I can see where my ballet teacher might have conflated her art histories, since it looks like "arabesque" is used to describe both that period/style of art in Europe and, in a more generic sense, Arab (specifically Islamic) art. And thus are mangled origin stories of dance forms begun! As belly dancers, we should be familiar with that ;)
 

Aniseteph

New member
The difference with ballet is all the codification. I found that original source on line within about 10 minutes - amazing interwebs! This forum is so edukational.

@Khanjar - the position with the raised-behind-leg is the arabesque; when you pivot on the weighted leg it's an arabesque turn. The zigzag floor pattern is a typical place to use it but you can use it anywhere it works.

Also I don't know if I'm misreading, but I wouldn't think of the free leg as kicking.

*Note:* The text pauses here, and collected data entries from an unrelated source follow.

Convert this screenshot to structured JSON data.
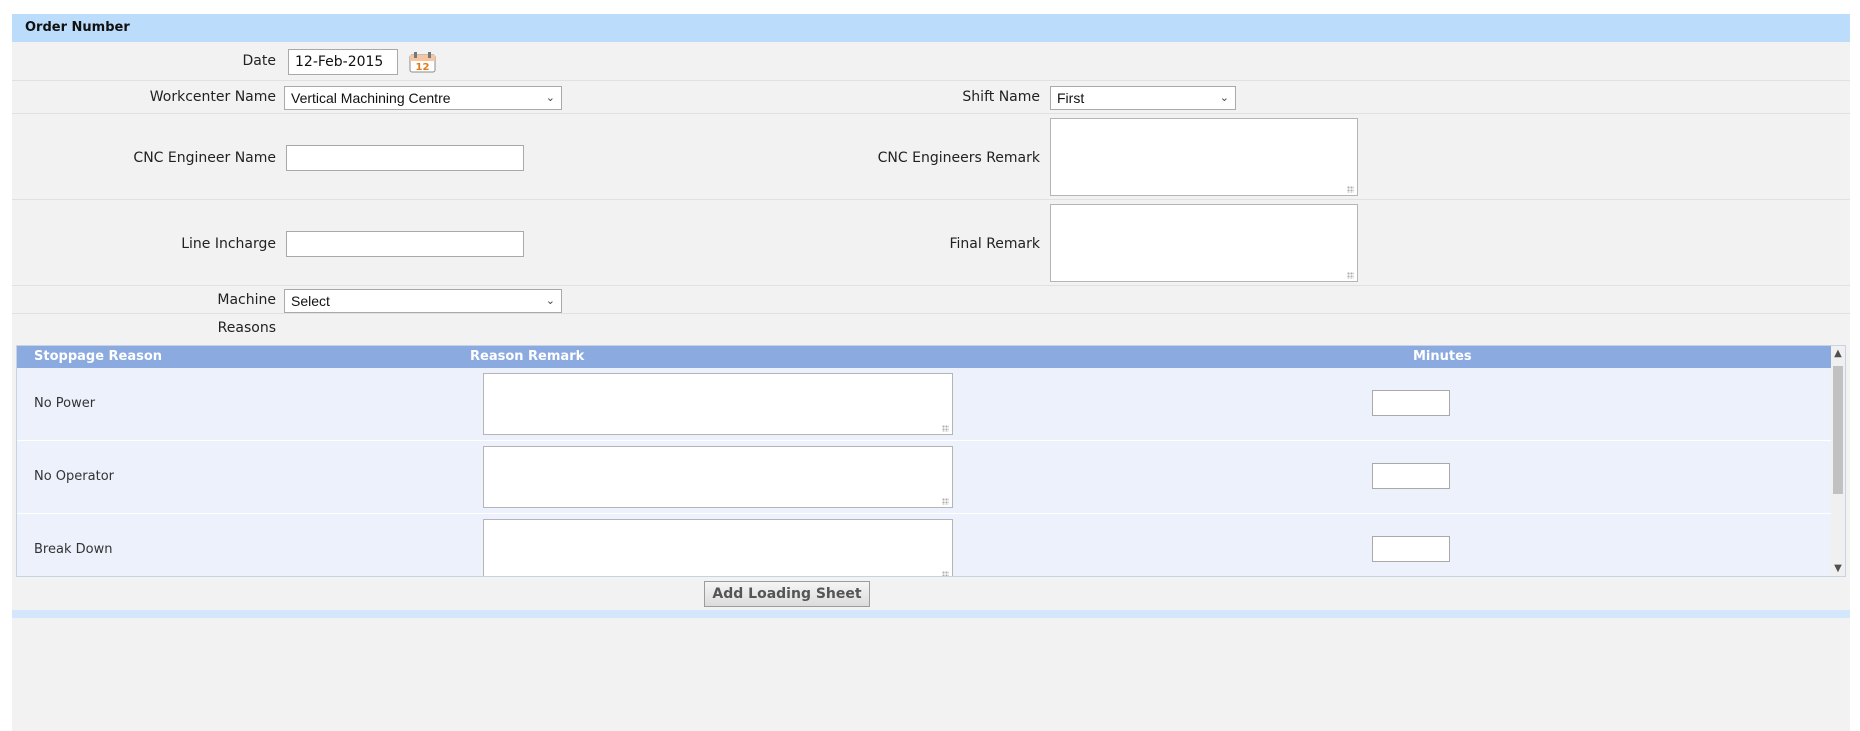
{
  "header": {
    "title": "Order Number"
  },
  "form": {
    "date_label": "Date",
    "date_value": "12-Feb-2015",
    "calendar_icon_text": "12",
    "workcenter_label": "Workcenter Name",
    "workcenter_value": "Vertical Machining Centre",
    "shift_label": "Shift Name",
    "shift_value": "First",
    "cnc_engineer_label": "CNC Engineer Name",
    "cnc_engineer_value": "",
    "cnc_remark_label": "CNC Engineers Remark",
    "cnc_remark_value": "",
    "line_incharge_label": "Line Incharge",
    "line_incharge_value": "",
    "final_remark_label": "Final Remark",
    "final_remark_value": "",
    "machine_label": "Machine",
    "machine_value": "Select",
    "reasons_label": "Reasons"
  },
  "grid": {
    "columns": [
      "Stoppage Reason",
      "Reason Remark",
      "Minutes"
    ],
    "rows": [
      {
        "reason": "No Power",
        "remark": "",
        "minutes": ""
      },
      {
        "reason": "No Operator",
        "remark": "",
        "minutes": ""
      },
      {
        "reason": "Break Down",
        "remark": "",
        "minutes": ""
      }
    ]
  },
  "actions": {
    "add_label": "Add Loading Sheet"
  },
  "icons": {
    "dropdown": "chevron-down-icon",
    "calendar": "calendar-icon",
    "scroll_up": "scroll-up-arrow-icon",
    "scroll_down": "scroll-down-arrow-icon"
  },
  "colors": {
    "header_bg": "#bcdcfb",
    "grid_header_bg": "#8aaae0",
    "alt_row_bg": "#edf1fb"
  }
}
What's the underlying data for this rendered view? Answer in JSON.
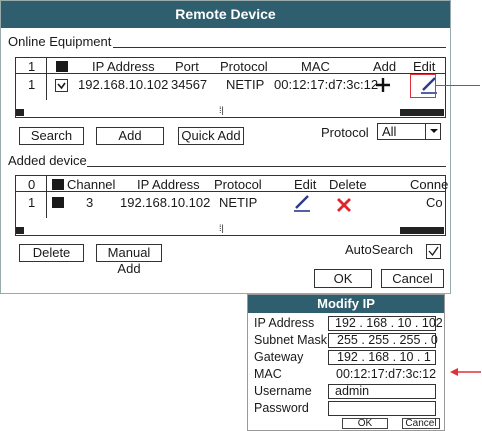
{
  "dialog": {
    "title": "Remote Device",
    "online_section": "Online Equipment",
    "online_table": {
      "headers": [
        "1",
        "",
        "IP Address",
        "Port",
        "Protocol",
        "MAC",
        "Add",
        "Edit"
      ],
      "row": {
        "index": "1",
        "ip": "192.168.10.102",
        "port": "34567",
        "protocol": "NETIP",
        "mac": "00:12:17:d7:3c:12"
      }
    },
    "buttons": {
      "search": "Search",
      "add": "Add",
      "quick_add": "Quick Add",
      "delete": "Delete",
      "manual_add": "Manual Add",
      "ok": "OK",
      "cancel": "Cancel"
    },
    "protocol_label": "Protocol",
    "protocol_value": "All",
    "added_section": "Added device",
    "added_table": {
      "headers": [
        "0",
        "Channel",
        "IP Address",
        "Protocol",
        "Edit",
        "Delete",
        "Conne"
      ],
      "row": {
        "index": "1",
        "channel": "3",
        "ip": "192.168.10.102",
        "protocol": "NETIP",
        "conn": "Co"
      }
    },
    "autosearch_label": "AutoSearch",
    "autosearch_checked": true
  },
  "modify_ip": {
    "title": "Modify IP",
    "labels": {
      "ip": "IP Address",
      "subnet": "Subnet Mask",
      "gateway": "Gateway",
      "mac": "MAC",
      "username": "Username",
      "password": "Password"
    },
    "values": {
      "ip": "192 . 168 . 10  . 102",
      "subnet": "255 . 255 . 255 . 0",
      "gateway": "192 . 168 . 10  . 1",
      "mac": "00:12:17:d7:3c:12",
      "username": "admin",
      "password": ""
    },
    "ok": "OK",
    "cancel": "Cancel"
  },
  "colors": {
    "title_bar": "#2f5f6e",
    "annotation": "#e0303a",
    "delete_x": "#e0252b",
    "edit_pen": "#2a3a8c"
  }
}
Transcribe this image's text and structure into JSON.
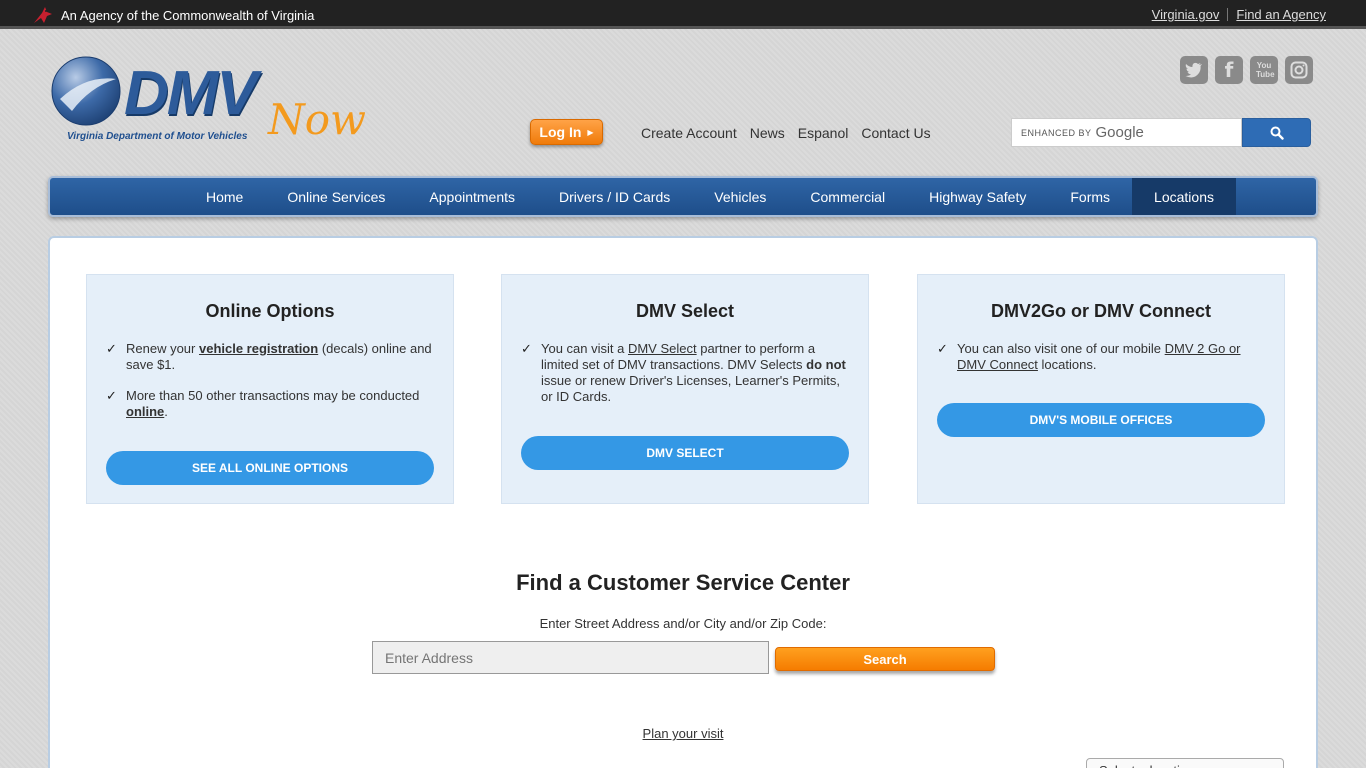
{
  "topbar": {
    "agency": "An Agency of the Commonwealth of Virginia",
    "links": [
      "Virginia.gov",
      "Find an Agency"
    ]
  },
  "logo": {
    "main": "DMV",
    "now": "Now",
    "tagline": "Virginia Department of Motor Vehicles"
  },
  "social": [
    "twitter-icon",
    "facebook-icon",
    "youtube-icon",
    "instagram-icon"
  ],
  "social_text": {
    "facebook": "f",
    "youtube": "You Tube"
  },
  "header": {
    "login": "Log In",
    "links": [
      "Create Account",
      "News",
      "Espanol",
      "Contact Us"
    ]
  },
  "search": {
    "enhanced": "ENHANCED BY",
    "google": "Google"
  },
  "nav": {
    "items": [
      "Home",
      "Online Services",
      "Appointments",
      "Drivers / ID Cards",
      "Vehicles",
      "Commercial",
      "Highway Safety",
      "Forms",
      "Locations"
    ],
    "active": "Locations"
  },
  "cards": [
    {
      "title": "Online Options",
      "b1_pre": "Renew your ",
      "b1_link": "vehicle registration",
      "b1_post": " (decals) online and save $1.",
      "b2_pre": "More than 50 other transactions may be conducted ",
      "b2_link": "online",
      "b2_post": ".",
      "button": "SEE ALL ONLINE OPTIONS"
    },
    {
      "title": "DMV Select",
      "b1_pre": "You can visit a ",
      "b1_link": "DMV Select",
      "b1_mid": " partner to perform a limited set of DMV transactions. DMV Selects ",
      "b1_bold": "do not",
      "b1_post": " issue or renew Driver's Licenses, Learner's Permits, or ID Cards.",
      "button": "DMV SELECT"
    },
    {
      "title": "DMV2Go or DMV Connect",
      "b1_pre": "You can also visit one of our mobile ",
      "b1_link": "DMV 2 Go or DMV Connect",
      "b1_post": " locations.",
      "button": "DMV'S MOBILE OFFICES"
    }
  ],
  "find": {
    "title": "Find a Customer Service Center",
    "label": "Enter Street Address and/or City and/or Zip Code:",
    "placeholder": "Enter Address",
    "button": "Search",
    "plan": "Plan your visit",
    "select": "Select a location"
  }
}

If you actively do anything with it, as opposed to just lifting it as much as required and letting it come round passively as you pivot, it throws your balance off. Well it does mine, and someone in class was having problems recently that were tracked down to this, which is why I noticed your comment. ;) My balance is much better if I keep the mental focus on controlling the pivot.
 

khanjar

New member
Balance is something I can do as I seem to have a sense for weight shifts since I started doing belly dance, as long as I don't think about it that is, in that if I manage to let everything natural happen naturally it does, but if I think about it- disaster ! But the kick is more like an exaggerated stiff leg throw then drag, or at least that is how I am interpreting it.